Of course, hospitals also play host to a variety of research that is funded from external sources, such as charities or research councils. With this in mind, the reorganisation will also aim to make funding research in the NHS less painful to external organisations. For example, there will be "technology platforms" to support clinical research in hospitals.

Transparency, focus and virtual centres are all well and good, but what about the money? Here, the strategy does not disappoint. In-house funding will cease to be allocated based on how much research a university has done in the past, and will instead follow patient involvement in health studies. Existing funding schemes will also be expanded and made more streamlined.

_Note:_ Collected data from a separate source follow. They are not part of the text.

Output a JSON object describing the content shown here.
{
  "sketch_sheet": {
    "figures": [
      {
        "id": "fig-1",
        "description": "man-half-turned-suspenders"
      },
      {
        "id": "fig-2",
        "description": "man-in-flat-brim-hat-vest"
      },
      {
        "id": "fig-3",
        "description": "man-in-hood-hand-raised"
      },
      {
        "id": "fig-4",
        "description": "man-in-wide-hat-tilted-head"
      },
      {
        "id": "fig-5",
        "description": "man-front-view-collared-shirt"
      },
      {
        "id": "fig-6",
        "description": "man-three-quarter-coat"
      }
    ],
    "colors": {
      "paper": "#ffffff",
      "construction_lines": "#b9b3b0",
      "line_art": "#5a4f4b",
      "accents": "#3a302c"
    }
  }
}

There will also be new funding schemes, the most popular of which is likely to be the responsive-mode fund for blue-skies research to support researchers' own ideas. Not that the other three schemes will disappoint: a programme for applied research, a challenge fund for innovation and an award for "risky" research.

So, after a busy summer, the DH has finally got a plan. But did it get it right? It wants to hear from the medical research community. Taking part could not be easier, just email RDconsultation@dh.gsi.gov.uk by October 21.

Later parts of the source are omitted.